I half-anticipated angels, a bright light – something. The room, however, was silent except for my own breathing and the hiss of her oxygen mask; the bright light was substituted by a blinding row of fluorescent bulbs. I stared down over her stillness, completely devoid of thought. How, I thought, how was it capable of getting this bad? I began to replay the past week, month, six months, years in my head. All of those moments, and the last thing I said to her was “I can’t.” I couldn’t stay with her, I couldn’t save her, and I couldn’t take that back.

I was haunted by a lingering guilt for months to follow. The helplessness that a child would experience now found its way back into the forefront of my adult mind. I was matured by trauma, and crippled by a feeling of weakness. School no longer seemed to matter, yet I continued on day after day, determined to get my degree if for no other reason than a fear of my mother haunting me. I was driven by the routine and familiarity of faces I could count on passing me by in the halls. There was no longer a taste for life, not when I didn’t have my mother to reassure me that I was doing the right thing.

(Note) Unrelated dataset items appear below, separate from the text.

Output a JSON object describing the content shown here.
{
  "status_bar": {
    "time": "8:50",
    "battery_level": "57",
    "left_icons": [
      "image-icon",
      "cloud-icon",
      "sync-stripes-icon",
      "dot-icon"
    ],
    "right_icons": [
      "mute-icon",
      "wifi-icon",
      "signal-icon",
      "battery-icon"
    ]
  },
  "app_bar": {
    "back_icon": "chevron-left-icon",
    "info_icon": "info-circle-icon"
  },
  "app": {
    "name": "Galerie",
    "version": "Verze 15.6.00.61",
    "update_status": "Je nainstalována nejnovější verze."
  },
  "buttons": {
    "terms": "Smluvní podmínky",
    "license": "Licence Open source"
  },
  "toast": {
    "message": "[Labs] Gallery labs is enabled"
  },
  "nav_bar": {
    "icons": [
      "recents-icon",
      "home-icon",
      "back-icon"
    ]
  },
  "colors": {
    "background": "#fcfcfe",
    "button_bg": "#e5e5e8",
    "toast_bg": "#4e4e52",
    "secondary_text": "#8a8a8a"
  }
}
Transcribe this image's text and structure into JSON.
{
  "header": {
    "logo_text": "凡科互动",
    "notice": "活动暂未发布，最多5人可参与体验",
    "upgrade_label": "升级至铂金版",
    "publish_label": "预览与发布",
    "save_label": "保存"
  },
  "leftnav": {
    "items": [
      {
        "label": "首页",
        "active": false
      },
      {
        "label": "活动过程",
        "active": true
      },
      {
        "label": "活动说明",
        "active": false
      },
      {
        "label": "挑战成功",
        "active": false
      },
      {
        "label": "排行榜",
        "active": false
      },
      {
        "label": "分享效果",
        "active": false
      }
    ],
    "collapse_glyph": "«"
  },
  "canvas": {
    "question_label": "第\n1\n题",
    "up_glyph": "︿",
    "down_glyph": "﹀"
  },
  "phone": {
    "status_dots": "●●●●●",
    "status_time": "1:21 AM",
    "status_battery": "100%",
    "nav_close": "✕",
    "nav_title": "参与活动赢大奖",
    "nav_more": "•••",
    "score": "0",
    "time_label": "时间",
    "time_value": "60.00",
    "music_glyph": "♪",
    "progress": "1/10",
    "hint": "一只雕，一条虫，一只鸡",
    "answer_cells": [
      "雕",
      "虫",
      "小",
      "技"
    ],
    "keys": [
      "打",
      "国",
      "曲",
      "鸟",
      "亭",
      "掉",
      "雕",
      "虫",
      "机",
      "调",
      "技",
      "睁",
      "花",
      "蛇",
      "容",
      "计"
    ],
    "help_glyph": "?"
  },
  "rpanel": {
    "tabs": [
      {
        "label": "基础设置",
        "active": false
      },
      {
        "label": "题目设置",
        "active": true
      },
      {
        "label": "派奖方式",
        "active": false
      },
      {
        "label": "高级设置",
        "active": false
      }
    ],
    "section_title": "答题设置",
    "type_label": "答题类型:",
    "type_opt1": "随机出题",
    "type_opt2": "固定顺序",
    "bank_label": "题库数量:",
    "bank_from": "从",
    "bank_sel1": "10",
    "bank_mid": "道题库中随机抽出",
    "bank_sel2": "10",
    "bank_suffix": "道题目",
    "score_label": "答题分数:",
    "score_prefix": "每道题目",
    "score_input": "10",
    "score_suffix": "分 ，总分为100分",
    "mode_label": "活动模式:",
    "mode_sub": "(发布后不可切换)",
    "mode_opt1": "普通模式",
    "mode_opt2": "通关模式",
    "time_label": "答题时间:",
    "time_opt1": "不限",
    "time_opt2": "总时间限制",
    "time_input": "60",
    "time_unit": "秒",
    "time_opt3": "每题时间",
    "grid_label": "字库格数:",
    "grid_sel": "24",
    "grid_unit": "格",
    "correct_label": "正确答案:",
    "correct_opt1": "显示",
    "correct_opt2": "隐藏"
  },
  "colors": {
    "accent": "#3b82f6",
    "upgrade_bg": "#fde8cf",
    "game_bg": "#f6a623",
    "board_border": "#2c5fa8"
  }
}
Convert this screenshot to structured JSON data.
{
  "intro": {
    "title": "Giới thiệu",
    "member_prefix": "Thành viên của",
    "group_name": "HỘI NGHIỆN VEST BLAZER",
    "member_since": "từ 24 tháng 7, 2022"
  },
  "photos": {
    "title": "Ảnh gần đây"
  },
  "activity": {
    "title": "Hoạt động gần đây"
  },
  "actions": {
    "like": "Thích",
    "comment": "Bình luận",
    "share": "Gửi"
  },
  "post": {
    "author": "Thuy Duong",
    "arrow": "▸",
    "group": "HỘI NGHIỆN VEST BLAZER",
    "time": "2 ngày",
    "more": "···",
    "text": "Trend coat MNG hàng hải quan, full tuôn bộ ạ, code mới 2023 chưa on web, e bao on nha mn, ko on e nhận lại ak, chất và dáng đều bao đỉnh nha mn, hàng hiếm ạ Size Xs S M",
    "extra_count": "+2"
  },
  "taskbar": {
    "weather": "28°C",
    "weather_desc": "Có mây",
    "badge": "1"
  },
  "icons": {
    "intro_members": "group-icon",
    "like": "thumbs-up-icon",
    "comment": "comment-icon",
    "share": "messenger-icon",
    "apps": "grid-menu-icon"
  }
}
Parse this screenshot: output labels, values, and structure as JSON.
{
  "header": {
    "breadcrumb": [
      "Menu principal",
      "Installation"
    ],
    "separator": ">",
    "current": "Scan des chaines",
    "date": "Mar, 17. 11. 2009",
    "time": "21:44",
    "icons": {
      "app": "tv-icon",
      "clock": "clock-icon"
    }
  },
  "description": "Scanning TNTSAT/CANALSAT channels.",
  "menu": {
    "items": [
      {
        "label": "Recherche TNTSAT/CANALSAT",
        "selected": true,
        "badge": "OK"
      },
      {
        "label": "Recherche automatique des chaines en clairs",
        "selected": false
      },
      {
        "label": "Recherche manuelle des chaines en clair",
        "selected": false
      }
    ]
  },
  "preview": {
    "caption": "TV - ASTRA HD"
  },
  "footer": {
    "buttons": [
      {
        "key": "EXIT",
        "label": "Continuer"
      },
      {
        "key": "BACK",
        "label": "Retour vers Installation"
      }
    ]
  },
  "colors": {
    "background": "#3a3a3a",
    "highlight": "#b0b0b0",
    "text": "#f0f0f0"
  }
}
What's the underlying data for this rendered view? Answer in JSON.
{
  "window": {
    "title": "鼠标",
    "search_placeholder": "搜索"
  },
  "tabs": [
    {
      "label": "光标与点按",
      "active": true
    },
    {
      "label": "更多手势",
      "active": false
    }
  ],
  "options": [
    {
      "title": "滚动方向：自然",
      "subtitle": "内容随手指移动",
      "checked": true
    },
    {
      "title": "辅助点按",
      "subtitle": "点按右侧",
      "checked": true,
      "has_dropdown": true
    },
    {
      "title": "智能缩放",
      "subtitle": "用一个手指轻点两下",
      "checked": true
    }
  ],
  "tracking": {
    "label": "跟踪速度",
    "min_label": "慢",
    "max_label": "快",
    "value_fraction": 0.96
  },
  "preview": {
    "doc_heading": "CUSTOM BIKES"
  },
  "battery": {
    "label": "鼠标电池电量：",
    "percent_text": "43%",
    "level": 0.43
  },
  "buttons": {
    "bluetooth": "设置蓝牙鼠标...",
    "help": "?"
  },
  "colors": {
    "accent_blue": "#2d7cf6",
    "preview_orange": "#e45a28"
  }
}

We never had that “final talk.” She wasn’t lucid enough to reflect on her last moments and the futility of it all; there was no remembrance back to the younger years, or where I should take my next steps in life. It felt like it wasn’t enough. She was stolen at her own hand, and I had to learn how to deal with it. I tried to cope with therapists, exercise, writing, and that hole remained. None of the guidance, recommendations, sweat or tears would make my mother’s voice appear before me. There would never be a final talk, and I was unable to accept that she left without me knowing she was proud of me, or that I did all I could to save her. All she knew was that I couldn’t stay, and I knew she couldn’t stay either.

Eventually, I got to a point where I realized I had to learn to be proud of myself, and gave up on searching for her acceptance. I would have to learn to live for a self that I wasn’t entirely sure I knew. It seemed almost impossible to go about my days without my mother’s voice, without the conversations about my life, without her reassurance – without my guide. I went about my school year, hole in my heart, fishing through student emails about graduation, online classes, and assignments due. Then, in the middle of it all, I saw a familiar address – my mother’s.

I opened the email, and read through a mundane description of family business. She told me about my father and work, my grandpa, my brother, and my dog. It comforted me to read it in her voice as I scrolled down towards the end. It was there, in the last lines, where I received the answer I had spent the past year searching for.

“I’m very proud of you. You’re like your grandmothers. You are eager and exceptionally bright… but most importantly, you are sensitive to others but don’t take sh…”

There was the outspoken, hard-loving reassurance I craved for so long. It was eternal in emails, and letters I found later in my storage unit, old voicemails, and cards. She was always proud of me. And those last moments of her life, although the freshest, hardest memories, held no candle to 20 years I lived with my mother’s love.